Francesco Ioele / Uale, best known as Frankie Yale came to the US with his family around 1900. As a teenager, Frankie Yale became friends with John Torrio, who introduced him to the James Street Gang, which was an offshoot of the notorious Five Points Gang.
Frankie Yale was one of the new generation of gangsters who believed in putting business ahead of ego. The gang became a Mafia style “family” which included Italians from all regions and could work in partnership with other ethnic groups if it was good for business. Yale’s gang engaged in Black Hand extortion activities .
Yale had a long history with some other well known gangsters at the time, Al Capone being one of them. Frankie Yale owned the Harvard Inn near Coney Island and a young bouncer named Al Capone worked there. The Harvard Inn is where Capone got his famous scars and nickname, Scarface, in a dispute with Frank Galluccio, Capone had insulted Galluccio’s sister. After two years working in Yale’s, Capone went to Chicago by Yale, and joined John Torrio’s organization, The Chicago Outfit.
Frankie Yale also and a history with the Irish gangs in Brooklyn, especially the White Hand Gang. Garry Barry, a member of the White Hand Gang, was suspected in attempt on Yale’s life on February 6, 1921, Yale and two of his men were ambushed in Lower Manhattan after they stepped from their car. One of Yale’s bodyguards was killed and the other wounded, with Yale himself sustaining a severe lung wound. Yale pulled through after an extended recovery.

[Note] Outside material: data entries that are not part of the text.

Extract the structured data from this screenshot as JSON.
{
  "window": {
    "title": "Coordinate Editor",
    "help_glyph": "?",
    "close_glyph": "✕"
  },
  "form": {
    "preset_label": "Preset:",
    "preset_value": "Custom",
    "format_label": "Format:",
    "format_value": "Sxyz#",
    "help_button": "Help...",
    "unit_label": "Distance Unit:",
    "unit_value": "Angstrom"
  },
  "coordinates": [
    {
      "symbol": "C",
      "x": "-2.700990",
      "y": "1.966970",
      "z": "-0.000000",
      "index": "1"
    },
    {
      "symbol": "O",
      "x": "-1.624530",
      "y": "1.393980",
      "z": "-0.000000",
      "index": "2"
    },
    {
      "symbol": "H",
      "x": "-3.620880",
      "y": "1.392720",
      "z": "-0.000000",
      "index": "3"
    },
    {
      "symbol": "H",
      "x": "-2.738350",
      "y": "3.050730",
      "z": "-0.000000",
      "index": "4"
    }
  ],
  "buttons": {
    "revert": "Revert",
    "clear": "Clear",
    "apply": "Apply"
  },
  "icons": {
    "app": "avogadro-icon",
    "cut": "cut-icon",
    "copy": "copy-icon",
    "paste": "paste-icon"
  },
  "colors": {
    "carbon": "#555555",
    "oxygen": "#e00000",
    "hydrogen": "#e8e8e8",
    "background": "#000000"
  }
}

In another famous hit that involved Yale was the murder of Dean O’Bannion. After a long running dispute with John Torrio and Al Capone, Dean O’Bannion was marked for death. On November 10, 1924, Frankie Yale, and allegedly John Scalise, and Albert Anselmi entered Schofield’s Flower Shop, where O’Bannion was arranging flowers for mobster Mike Merlo’s funeral and killed him. Yale shook O’Bannions hand while the two gunmen shot him, the famous Death Grip.
Frankie Yales downfall came on July 1, 1928, Yale was in his Sunrise Club, located at 14th Avenue and 65th Street, when he received a cryptic phone call. Yale dashed out to his Lincoln coupe and drove up New Utrecht Avenue, where a Buick sedan carrying four armed individuals stopped next to him. After a chase up New Utrecht, Yale swerved west onto 44th Street, with the chasing car close behind. Yale’s car was soon overtaken and the occupants opened fire at close range, with a shotgun and a submachine gun. Yale’s Lincoln was fashioned with armor plating, however the dealer never bullet-proofed the windows. The now out-of-control Lincoln veered to the right, hopped the curb, and crashed into the stoop of a brownstone house.
Yale’s death was never solved but Police questioned Al Capone repeatedly about the Yale murder, but nothing came of the inquiries. Its suspected that Yale’s killers were Capone gunmen Fred “Killer” Burke, Gus Winkler, George “Shotgun” Ziegler, and Louis “Little New York” Campagna.